Martin LessardLe grand bond du 21e siècle

Par

 publié le 23 septembre 2014 à 12 h 07

« Si la société industrielle a surtout produit des objets, la société de la connaissance va surtout générer de nouvelles relations entre les acteurs sociaux. »

Michel Cartier, professeur québécois à la retraite et observateur du numérique depuis plusieurs décennies, nous offre dans la nouvelle version de son site web, 21siecle.com, ses plus récentes réflexions à propos de la révolution numérique en cours.

Ces réflexions, il les a approfondies avec Jon Husband, une figure importante sur Internet, à qui on doit le concept de « wirearchy« , un nouveau rapport social basé sur l’information, le savoir, la confiance et la crédibilité.

logo_21esiecle

Tous deux y décrivent beaucoup de changements en cours, de la nouvelle écriture à la ville intelligente, en passant par le type de réorganisation sociale induit par le numérique.

Il se met en place, disent-ils, un « nouveau mode de circulation de l’information et un nouveau contexte culturel » — lire, sur Triplex, mon billet, Une littératie pour l’Internet des objets?).

Ce qui émerge, ce sont de nouvelles façons de gouverner la société (« Il n’y a pas de ville intelligente si, à la base, il n’y a pas de participation citoyenne intelligente » — lire, sur Triplex, mon billet, Demain la ville intelligente).

Cartier_01_4bonds_fixe

Le numérique a vraiment quitté le « monde virtuel » pour venir métamorphoser le « vrai monde ».

Cette dichotomie entre ces deux « mondes » fait maintenant sourire, tant ce sont les deux faces de la même pièce. Nous ne pourrons plus faire l’impasse sur le potentiel disruptif que le numérique induit à tous les niveaux de la société.

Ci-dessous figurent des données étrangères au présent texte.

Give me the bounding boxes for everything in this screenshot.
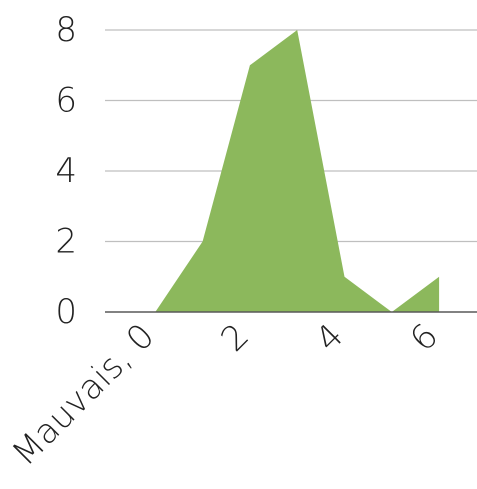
x-tick-label-0: Mauvais, 0 <box>5 316 163 474</box>
y-axis-tick-labels: 0 2 4 6 8 <box>55 10 77 332</box>
y-tick-label-6: 6 <box>55 81 77 121</box>
y-tick-label-2: 2 <box>55 222 77 262</box>
x-tick-label-2: 4 <box>308 316 352 360</box>
y-tick-label-0: 0 <box>55 292 77 332</box>
y-tick-label-8: 8 <box>55 10 77 50</box>
area-series-0 <box>108 30 440 312</box>
x-axis-tick-labels: Mauvais, 0 2 4 6 <box>5 316 447 474</box>
x-tick-label-1: 2 <box>213 316 257 360</box>
area-series <box>108 30 440 312</box>
x-tick-label-3: 6 <box>403 316 447 360</box>
y-tick-label-4: 4 <box>55 151 77 191</box>
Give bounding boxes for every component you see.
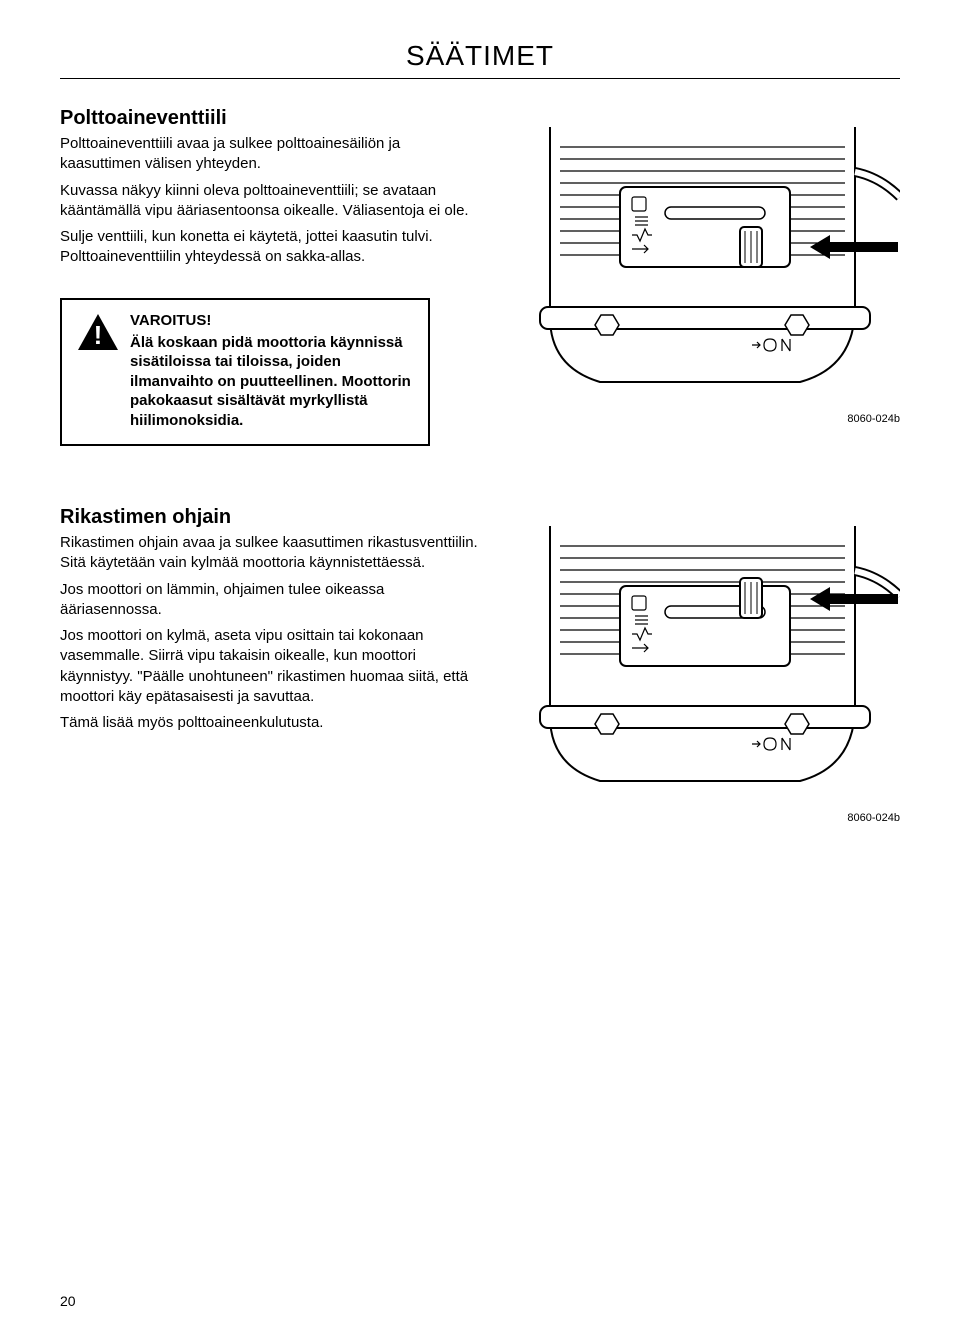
fuel-valve-figure-col: 8060-024b <box>504 107 900 425</box>
choke-p1: Rikastimen ohjain avaa ja sulkee kaasutt… <box>60 533 480 574</box>
warning-box: ! VAROITUS! Älä koskaan pidä moottoria k… <box>60 298 430 447</box>
section-choke: Rikastimen ohjain Rikastimen ohjain avaa… <box>60 506 900 824</box>
warning-body: Älä koskaan pidä moottoria käynnissä sis… <box>130 333 414 431</box>
page-number: 20 <box>60 1293 76 1309</box>
choke-p3: Jos moottori on kylmä, aseta vipu ositta… <box>60 626 480 707</box>
choke-heading: Rikastimen ohjain <box>60 506 480 529</box>
section-fuel-valve: Polttoaineventtiili Polttoaineventtiili … <box>60 107 900 446</box>
choke-diagram <box>520 506 900 806</box>
warning-icon: ! <box>76 312 120 357</box>
warning-title: VAROITUS! <box>130 312 414 329</box>
fuel-valve-text-col: Polttoaineventtiili Polttoaineventtiili … <box>60 107 480 446</box>
fuel-valve-p2: Kuvassa näkyy kiinni oleva polttoaineven… <box>60 181 480 222</box>
svg-text:!: ! <box>94 320 103 350</box>
choke-p2: Jos moottori on lämmin, ohjaimen tulee o… <box>60 580 480 621</box>
fuel-valve-diagram <box>520 107 900 407</box>
title-divider <box>60 78 900 79</box>
page: SÄÄTIMET Polttoaineventtiili Polttoainev… <box>0 0 960 1337</box>
page-title: SÄÄTIMET <box>60 40 900 72</box>
choke-p4: Tämä lisää myös polttoaineenkulutusta. <box>60 713 480 733</box>
fuel-valve-p3: Sulje venttiili, kun konetta ei käytetä,… <box>60 227 480 268</box>
choke-figure-col: 8060-024b <box>504 506 900 824</box>
warning-text: VAROITUS! Älä koskaan pidä moottoria käy… <box>130 312 414 431</box>
choke-text-col: Rikastimen ohjain Rikastimen ohjain avaa… <box>60 506 480 739</box>
fuel-valve-caption: 8060-024b <box>520 413 900 425</box>
choke-caption: 8060-024b <box>520 812 900 824</box>
fuel-valve-p1: Polttoaineventtiili avaa ja sulkee poltt… <box>60 134 480 175</box>
fuel-valve-heading: Polttoaineventtiili <box>60 107 480 130</box>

Michel Cartier a d’ailleurs présenté récemment son point de vue dans une conférence où se trouvait le premier ministre du Québec, et au sortir de laquelle ce dernier s’est empressé de reconnaître enfin le besoin de se doter d’un plan numérique.

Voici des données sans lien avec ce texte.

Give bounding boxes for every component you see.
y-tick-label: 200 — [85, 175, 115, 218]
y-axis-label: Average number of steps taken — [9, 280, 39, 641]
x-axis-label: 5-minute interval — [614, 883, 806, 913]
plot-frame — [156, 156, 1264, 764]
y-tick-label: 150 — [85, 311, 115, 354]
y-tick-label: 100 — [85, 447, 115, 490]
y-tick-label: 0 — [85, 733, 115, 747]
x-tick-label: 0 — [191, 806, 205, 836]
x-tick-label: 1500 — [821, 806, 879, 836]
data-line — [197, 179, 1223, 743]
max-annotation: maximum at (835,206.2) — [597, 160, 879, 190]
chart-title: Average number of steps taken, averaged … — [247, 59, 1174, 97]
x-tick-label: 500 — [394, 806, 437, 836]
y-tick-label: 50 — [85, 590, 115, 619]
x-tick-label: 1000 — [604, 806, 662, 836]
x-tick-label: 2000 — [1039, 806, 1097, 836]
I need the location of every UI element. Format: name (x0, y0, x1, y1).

Comprendre pour mieux anticiper

Michel Cartier et Jon Husband suggèrent que nous avons de la difficulté à anticiper ce que deviendra la société numérique, car nous en avons une vision erronée.

À la base, ils voient principalement trois erreurs.

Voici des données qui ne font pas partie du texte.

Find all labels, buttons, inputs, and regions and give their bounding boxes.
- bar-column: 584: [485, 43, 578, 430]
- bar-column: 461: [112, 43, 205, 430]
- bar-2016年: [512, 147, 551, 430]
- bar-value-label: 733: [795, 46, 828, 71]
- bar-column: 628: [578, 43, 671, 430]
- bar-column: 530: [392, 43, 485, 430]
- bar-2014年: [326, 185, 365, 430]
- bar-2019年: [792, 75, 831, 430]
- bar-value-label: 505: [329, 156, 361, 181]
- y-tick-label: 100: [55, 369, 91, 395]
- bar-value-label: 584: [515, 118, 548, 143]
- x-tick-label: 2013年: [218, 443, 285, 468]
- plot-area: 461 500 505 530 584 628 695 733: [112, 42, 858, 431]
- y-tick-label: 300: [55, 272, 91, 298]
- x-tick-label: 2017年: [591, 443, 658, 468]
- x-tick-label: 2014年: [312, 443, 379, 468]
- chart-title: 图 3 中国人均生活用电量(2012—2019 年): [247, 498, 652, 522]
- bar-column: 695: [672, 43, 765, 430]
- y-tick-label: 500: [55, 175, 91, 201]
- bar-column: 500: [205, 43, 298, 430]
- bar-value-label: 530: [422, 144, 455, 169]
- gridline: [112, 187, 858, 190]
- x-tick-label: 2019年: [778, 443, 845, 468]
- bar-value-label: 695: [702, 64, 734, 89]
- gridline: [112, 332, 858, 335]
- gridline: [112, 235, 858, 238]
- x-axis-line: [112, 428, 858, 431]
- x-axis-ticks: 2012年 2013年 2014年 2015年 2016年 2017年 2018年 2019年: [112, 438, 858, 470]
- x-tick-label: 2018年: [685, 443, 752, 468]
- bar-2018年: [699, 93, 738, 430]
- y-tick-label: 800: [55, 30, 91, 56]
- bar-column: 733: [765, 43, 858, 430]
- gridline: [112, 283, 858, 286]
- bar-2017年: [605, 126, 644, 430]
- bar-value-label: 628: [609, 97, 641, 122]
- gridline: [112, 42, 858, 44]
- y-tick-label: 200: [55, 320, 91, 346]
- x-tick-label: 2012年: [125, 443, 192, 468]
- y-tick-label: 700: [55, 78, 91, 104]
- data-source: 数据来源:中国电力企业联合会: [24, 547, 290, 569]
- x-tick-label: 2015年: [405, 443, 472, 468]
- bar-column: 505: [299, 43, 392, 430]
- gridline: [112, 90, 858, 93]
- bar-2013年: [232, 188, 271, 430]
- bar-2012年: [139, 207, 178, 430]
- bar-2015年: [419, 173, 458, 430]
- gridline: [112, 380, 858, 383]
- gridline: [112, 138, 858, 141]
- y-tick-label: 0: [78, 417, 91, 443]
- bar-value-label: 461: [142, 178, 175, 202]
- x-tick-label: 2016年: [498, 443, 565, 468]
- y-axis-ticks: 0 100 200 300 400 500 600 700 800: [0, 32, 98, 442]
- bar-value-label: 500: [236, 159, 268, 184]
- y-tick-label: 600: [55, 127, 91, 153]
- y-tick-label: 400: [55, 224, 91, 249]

  • La première erreur concerne notre compréhension d’Internet. Ce n’est pas qu’un grand réseau physique. C’est aussi une culture qui change la façon dont on acquiert nos connaissances et dont nous établissons nos relations sociales.
  • La deuxième erreur est de penser qu’un iPhone ou qu’un Android n’est qu’un téléphone. « À peine 20 % des activités de cet appareil sont d’ordre téléphonique, contre 80 % qui sont d’ordre informatique. »
  • La troisième erreur est la façon dont on laisse l’information devenir une marchandise assujettie aux lois des promoteurs des marchés.

« Comment pouvons-nous faire des choix judicieux en tant que citoyens quand le web nous inonde, d’un côté, d’information plus ou moins validée et, de l’autre, de commentaires hétéroclites de toutes sortes, de rumeurs et de publicités dans un contexte d’immédiateté? »

Ce que Cartier et Husband s’efforcent de nous faire comprendre, c’est que l’information est le matériau principal qu’utilisent les citoyens pour développer leur société. Lorsqu’elles sont contextualisées, les données communiquées deviennent des informations, puis des connaissances et, quelquefois, l’objet de consensus – lire mon billet sur Triplex, OpenGouv : gouvernement ouvert en direct).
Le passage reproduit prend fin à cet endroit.